Elise has been using her prosthetic eye for about 2.5 years now.

She is unable to see through that eye and it is to make her appear as if she has two eyes like everyone else. It isn’t immediately noticeable, but as the prosthetic eye is merely a cover, the pupil does not move when her natural eye does. It does not need to be removed daily, but it can be taken out for cleaning. Sometimes, when she rubs on her eye too hard, it may fall out, which is what happened today.
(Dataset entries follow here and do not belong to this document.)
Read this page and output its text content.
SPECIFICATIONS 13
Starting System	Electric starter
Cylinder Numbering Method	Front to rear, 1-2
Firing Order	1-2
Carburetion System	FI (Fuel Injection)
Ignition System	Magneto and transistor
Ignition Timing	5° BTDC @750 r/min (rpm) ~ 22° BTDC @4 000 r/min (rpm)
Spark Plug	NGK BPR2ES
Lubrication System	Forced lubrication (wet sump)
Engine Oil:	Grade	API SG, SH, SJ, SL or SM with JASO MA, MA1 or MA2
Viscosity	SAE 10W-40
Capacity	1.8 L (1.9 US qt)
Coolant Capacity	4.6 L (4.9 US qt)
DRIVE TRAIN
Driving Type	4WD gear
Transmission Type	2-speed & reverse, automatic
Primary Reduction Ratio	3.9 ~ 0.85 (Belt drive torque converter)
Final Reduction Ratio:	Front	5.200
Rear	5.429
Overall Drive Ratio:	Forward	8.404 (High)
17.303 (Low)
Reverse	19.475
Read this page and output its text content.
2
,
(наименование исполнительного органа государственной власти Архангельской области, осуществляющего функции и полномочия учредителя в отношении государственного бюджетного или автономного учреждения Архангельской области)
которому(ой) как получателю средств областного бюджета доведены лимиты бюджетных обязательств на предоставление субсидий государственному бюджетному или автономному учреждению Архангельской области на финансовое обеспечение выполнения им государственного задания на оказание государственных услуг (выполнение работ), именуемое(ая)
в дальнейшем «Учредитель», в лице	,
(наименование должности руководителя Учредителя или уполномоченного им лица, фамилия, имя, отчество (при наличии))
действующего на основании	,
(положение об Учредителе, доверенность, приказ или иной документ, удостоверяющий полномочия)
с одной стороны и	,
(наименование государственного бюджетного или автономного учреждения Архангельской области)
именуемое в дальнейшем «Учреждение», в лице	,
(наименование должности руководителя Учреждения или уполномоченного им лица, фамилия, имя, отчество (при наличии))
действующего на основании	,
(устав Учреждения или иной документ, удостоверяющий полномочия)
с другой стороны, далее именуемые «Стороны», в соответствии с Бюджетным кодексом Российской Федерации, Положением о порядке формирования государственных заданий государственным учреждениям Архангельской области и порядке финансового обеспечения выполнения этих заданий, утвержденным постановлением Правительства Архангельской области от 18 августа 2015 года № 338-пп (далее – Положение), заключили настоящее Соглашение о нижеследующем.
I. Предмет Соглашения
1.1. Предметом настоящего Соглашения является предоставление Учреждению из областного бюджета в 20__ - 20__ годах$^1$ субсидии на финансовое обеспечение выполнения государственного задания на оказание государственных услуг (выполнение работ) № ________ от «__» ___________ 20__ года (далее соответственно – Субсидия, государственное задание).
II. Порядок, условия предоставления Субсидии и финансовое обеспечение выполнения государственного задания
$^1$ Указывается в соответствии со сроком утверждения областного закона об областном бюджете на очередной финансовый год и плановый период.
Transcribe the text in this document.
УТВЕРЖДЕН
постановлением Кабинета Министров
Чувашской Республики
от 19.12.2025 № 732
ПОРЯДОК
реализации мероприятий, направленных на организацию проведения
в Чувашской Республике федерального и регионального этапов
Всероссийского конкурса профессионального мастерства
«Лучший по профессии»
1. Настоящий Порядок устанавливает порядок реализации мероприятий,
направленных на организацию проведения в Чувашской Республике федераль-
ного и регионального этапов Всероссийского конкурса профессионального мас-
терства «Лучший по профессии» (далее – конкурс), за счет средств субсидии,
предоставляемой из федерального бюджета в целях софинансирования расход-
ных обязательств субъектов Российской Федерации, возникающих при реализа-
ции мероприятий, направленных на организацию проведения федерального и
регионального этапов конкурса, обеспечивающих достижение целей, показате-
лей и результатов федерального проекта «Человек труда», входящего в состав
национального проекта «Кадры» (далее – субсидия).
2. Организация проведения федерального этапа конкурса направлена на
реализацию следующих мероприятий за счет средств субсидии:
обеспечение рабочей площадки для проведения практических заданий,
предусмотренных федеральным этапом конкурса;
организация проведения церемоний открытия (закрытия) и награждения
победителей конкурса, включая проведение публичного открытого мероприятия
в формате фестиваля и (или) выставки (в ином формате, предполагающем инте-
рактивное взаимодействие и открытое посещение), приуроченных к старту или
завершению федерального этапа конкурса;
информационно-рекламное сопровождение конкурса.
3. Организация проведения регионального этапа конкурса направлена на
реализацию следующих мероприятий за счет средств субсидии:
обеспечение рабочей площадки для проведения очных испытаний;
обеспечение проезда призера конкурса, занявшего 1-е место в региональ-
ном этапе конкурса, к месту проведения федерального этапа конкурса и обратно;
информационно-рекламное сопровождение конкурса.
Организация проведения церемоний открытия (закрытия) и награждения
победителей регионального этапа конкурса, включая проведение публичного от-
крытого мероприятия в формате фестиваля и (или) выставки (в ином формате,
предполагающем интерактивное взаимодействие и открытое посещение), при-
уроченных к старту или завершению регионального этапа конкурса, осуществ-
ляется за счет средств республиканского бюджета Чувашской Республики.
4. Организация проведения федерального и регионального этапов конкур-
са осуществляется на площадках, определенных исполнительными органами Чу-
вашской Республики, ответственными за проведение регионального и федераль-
It brought my mind back to the first time it happened when I was alone with her. One moment, she was playing around, and the other moment, she was staring at me with an empty socket. I freaked out and immediately called the prosthetic doctor while alerting my closer friends on WhatsApp “OMG ELISE’S EYE JUST DROPPED OUT WHAT DO I DO”. I was ready to bring her to the hospital so that the doctor could insert it back for her (and me). The doctor encouraged me to try it myself first, instructing me over the phone.

Back then, she was much younger and she would not stay still because she was traumatised by her experience of being held down forcibly for tests, eye dressing changes and her wound was possibly tender and healing. It was like pinning down a squealing piglet destined for slaughter. My feelings were a mish-mash of guilt, fear, shock and pity. Eventually, I slot it in without going to the hospital.

Emotionally, it was saddening for us to come to terms with the fact. Up till now, I don’t think my husband has seen her eye socket yet.

Back to today. The same situation occurred and I saw how shocked her teachers were. They managed to cover Elise’s eye and move her to the office before other children took notice. Her form teacher told me that she couldn’t bear to look. It’s completely natural for them to have that response and I don’t blame them. After all, it’s not something they encounter often and most people can’t deal with seeing something like that. If you’re curious, her eye socket has healed and it is neither bloody or has dangling veins. It appears as pink hollow flesh.

I washed it under running water before popping it back in. Over the years, both of us has gotten used to it. Elise has observed her appearance in the mirror without her prosthetic eye (I advised her not to, she insisted) and her reaction was not one of fear or disgust. It seems that she understands and is living without noticeable problems. She can run, kick a ball and balance on beams.  However, at 3 going on 4 years old, people around her are less likely to make snark remarks about appearance. We will cross that bridge when we get to it.